# sésamo/ajonjolí



## Arnold2

Hola a todos.

Quisiera saber qué nombre es el más largamente utilizado en el mundo hispanohablante para referirse a estas semillas y también a la planta de que vienen, muy utilizadas en el pan de hamburguesa: ¿*sésamo* o *ajonjolí*?.

Gracias de antemano. Saludos.

P.D.: corregidme los errores de español.


----------



## Colchonero

En España (o al menos en Madrid) sésamo.


----------



## ErOtto

En España, sésamo.


----------



## PACOALADROQUE

Yo he oído a personas andaluzas, sobretodo de mediana edad, decir ajonjolí.

Saludos


----------



## Adelaida Péndelton

Bueno, depende.

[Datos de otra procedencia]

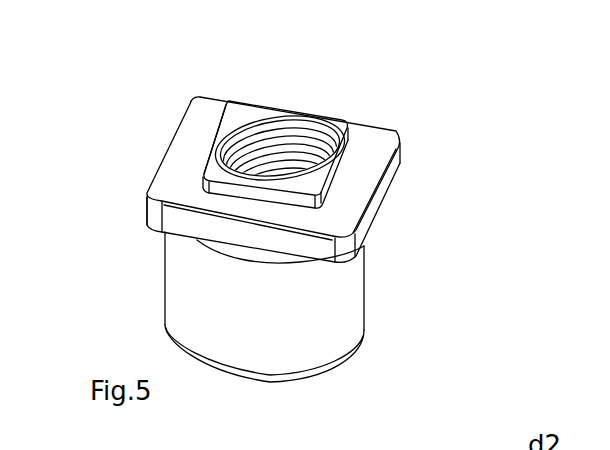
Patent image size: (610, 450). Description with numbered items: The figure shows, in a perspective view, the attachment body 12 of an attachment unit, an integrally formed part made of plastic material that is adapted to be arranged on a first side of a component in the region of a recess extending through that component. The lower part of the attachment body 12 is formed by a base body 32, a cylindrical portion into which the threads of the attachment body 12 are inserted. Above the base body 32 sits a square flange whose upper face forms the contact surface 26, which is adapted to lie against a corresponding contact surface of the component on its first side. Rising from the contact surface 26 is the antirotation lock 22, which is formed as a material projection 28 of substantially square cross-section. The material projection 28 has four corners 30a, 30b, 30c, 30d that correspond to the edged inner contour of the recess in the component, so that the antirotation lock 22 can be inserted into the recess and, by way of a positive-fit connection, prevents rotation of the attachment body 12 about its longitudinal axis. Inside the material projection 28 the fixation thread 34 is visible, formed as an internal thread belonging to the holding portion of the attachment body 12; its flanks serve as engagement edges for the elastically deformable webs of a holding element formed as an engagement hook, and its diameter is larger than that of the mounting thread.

The attachment body 12 is at (474, 80).
The antirotation lock 22 is at (341, 141).
The contact surface 26 is at (363, 189).
The material projection 28 is at (247, 123).
The corner 30a is at (149, 214).
The corner 30b is at (369, 224).
The corner 30c is at (346, 133).
The corner 30d is at (230, 114).
The base body 32 is at (253, 362).
The fixation thread 34 is at (240, 146).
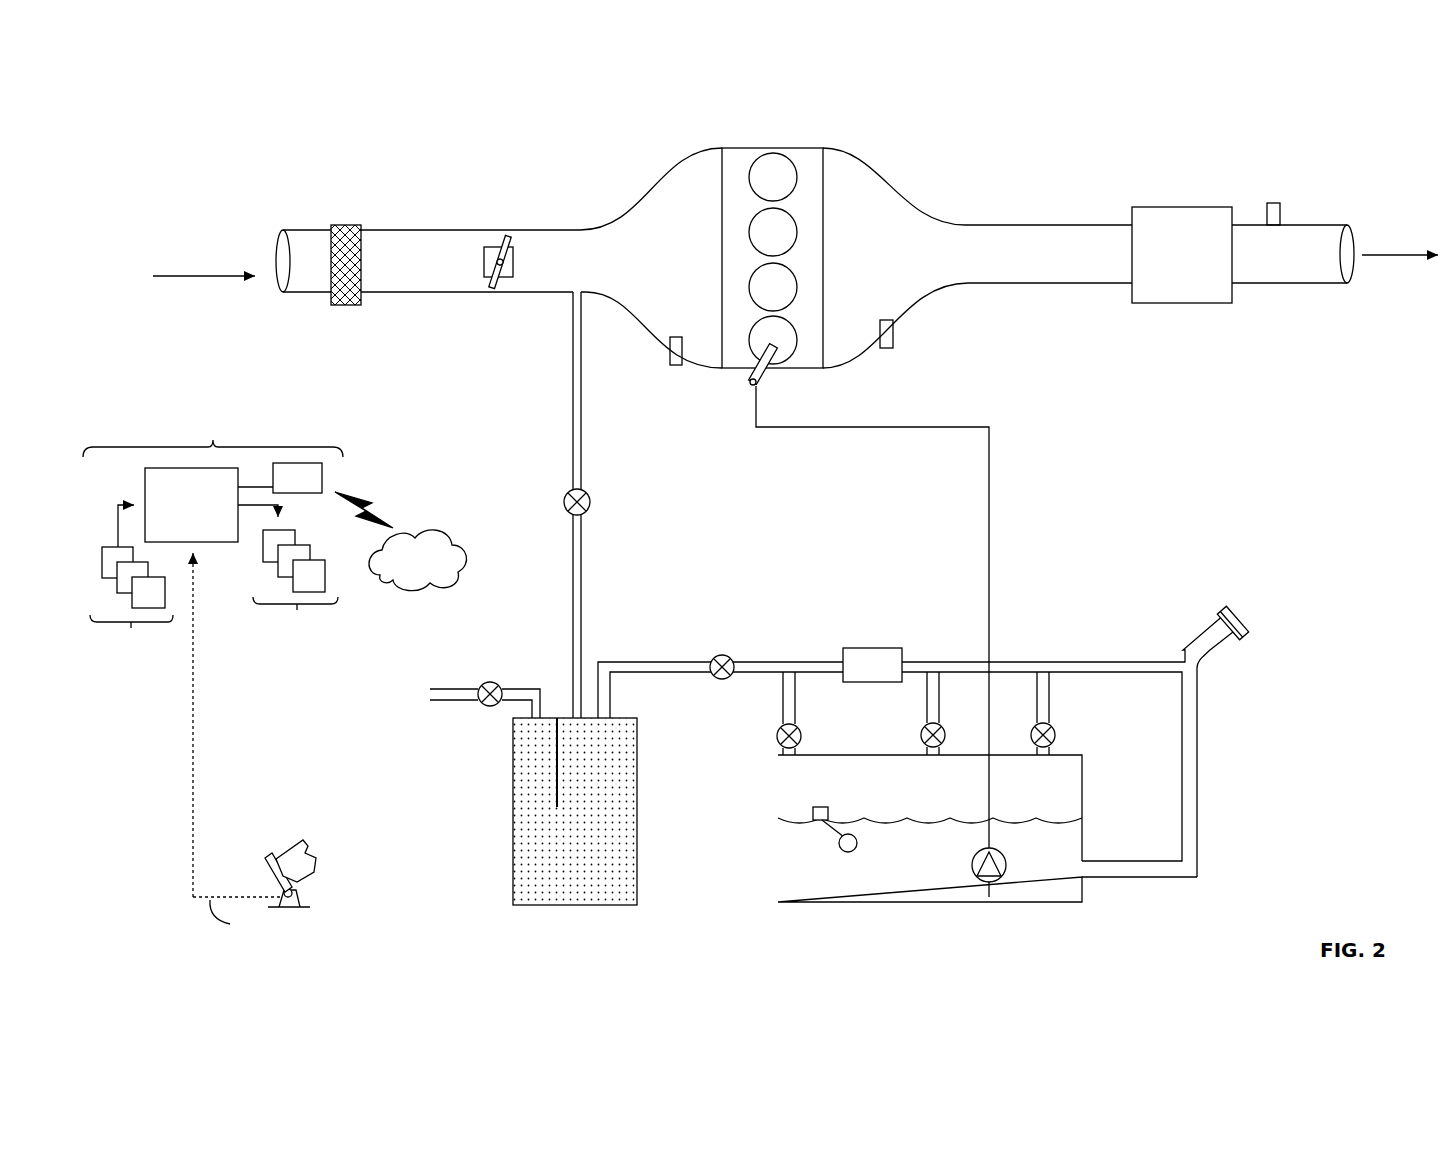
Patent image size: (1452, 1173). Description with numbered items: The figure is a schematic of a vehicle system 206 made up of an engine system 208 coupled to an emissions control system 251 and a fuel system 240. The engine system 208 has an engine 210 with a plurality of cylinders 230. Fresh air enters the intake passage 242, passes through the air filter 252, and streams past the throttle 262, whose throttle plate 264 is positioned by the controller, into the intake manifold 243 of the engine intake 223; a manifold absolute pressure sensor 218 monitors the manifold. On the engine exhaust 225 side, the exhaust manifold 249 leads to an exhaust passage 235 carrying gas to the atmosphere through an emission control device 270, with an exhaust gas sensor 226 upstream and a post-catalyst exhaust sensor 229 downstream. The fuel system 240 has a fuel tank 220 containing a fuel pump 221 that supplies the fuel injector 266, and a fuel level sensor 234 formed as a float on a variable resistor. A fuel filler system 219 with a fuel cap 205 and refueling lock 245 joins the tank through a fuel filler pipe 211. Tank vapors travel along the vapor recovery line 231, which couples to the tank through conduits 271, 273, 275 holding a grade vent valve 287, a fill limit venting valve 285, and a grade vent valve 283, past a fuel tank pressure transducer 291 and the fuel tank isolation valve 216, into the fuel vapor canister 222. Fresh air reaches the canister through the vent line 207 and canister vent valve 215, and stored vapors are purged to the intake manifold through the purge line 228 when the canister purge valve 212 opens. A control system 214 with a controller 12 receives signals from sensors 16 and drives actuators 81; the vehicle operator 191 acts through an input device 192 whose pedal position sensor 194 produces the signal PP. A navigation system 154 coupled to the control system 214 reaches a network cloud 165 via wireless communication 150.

The vehicle system 206 is at (177, 149).
The intake passage 242 is at (306, 294).
The air filter 252 is at (352, 224).
The throttle 262 is at (517, 266).
The throttle plate 264 is at (505, 292).
The engine intake 223 is at (643, 178).
The intake manifold 243 is at (676, 261).
The exhaust manifold 249 is at (871, 261).
The engine 210 is at (824, 303).
The cylinders 230 is at (797, 177).
The engine exhaust 225 is at (946, 186).
The engine system 208 is at (1049, 163).
The exhaust passage 235 is at (1056, 289).
The emission control device 270 is at (1182, 255).
The post-catalyst exhaust sensor 229 is at (1276, 203).
The manifold absolute pressure sensor 218 is at (670, 343).
The exhaust gas sensor 226 is at (893, 330).
The fuel injector 266 is at (766, 384).
The purge line 228 is at (582, 436).
The canister purge valve 212 is at (591, 502).
The emissions control system 251 is at (687, 566).
The control system 214 is at (213, 421).
The controller 12 is at (191, 505).
The navigation system 154 is at (280, 478).
The wireless communication 150 is at (362, 498).
The network cloud 165 is at (418, 560).
The sensors 16 is at (131, 589).
The actuators 81 is at (288, 580).
The input device 192 is at (268, 868).
The vehicle operator 191 is at (314, 862).
The pedal position sensor 194 is at (300, 893).
The fuel vapor canister 222 is at (638, 829).
The vent line 207 is at (463, 688).
The canister vent valve 215 is at (491, 682).
The vapor recovery line 231 is at (1140, 660).
The fuel tank isolation valve 216 is at (722, 655).
The fuel tank pressure transducer 291 is at (860, 648).
The conduit 271 is at (783, 690).
The grade vent valve 287 is at (800, 728).
The conduit 273 is at (927, 690).
The fill limit venting valve 285 is at (921, 735).
The conduit 275 is at (1037, 686).
The grade vent valve 283 is at (1052, 726).
The fuel tank 220 is at (1083, 793).
The fuel level sensor 234 is at (824, 807).
The fuel pump 221 is at (974, 859).
The fuel filler pipe 211 is at (1198, 812).
The fuel cap 205 is at (1228, 612).
The refueling lock 245 is at (1245, 638).
The fuel filler system 219 is at (1185, 611).
The fuel system 240 is at (1271, 823).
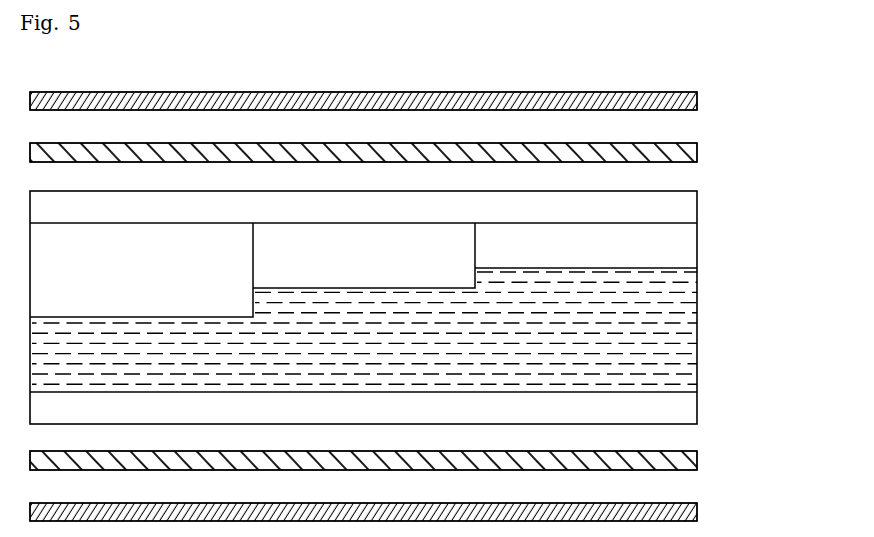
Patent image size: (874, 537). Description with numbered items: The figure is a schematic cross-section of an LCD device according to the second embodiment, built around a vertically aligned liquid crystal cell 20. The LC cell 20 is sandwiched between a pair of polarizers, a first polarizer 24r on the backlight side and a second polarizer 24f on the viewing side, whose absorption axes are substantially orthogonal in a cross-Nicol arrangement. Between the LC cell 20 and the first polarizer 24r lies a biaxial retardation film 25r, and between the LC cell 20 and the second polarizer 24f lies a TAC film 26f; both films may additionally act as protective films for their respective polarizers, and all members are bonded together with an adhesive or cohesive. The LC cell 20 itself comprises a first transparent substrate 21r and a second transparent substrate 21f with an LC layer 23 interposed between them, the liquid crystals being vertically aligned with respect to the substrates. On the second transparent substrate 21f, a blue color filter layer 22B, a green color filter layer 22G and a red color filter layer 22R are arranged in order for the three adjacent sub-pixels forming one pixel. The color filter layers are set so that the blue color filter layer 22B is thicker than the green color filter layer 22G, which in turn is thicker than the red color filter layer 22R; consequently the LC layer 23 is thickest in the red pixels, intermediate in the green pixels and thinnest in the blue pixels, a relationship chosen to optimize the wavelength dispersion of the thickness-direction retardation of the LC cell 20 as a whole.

The VA LC cell 20 is at (763, 191).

Yo lo llamo sésamo casi siempre, pero las semillitas de los roscos de vino son de ajonjolí (y no sé si es porque soy una incongruente o es que en los ingredientes del envoltorio lo llaman así ).


----------



## Vampiro

Ábrete sésamo por acá también.
_


----------



## Peón

*Semillas de sésamo *por aquí.


----------



## Anemoah

Adelaida Péndelton said:


> Bueno, depende. Yo lo llamo sésamo casi siempre, pero las semillitas de los roscos de vino son de ajonjolí.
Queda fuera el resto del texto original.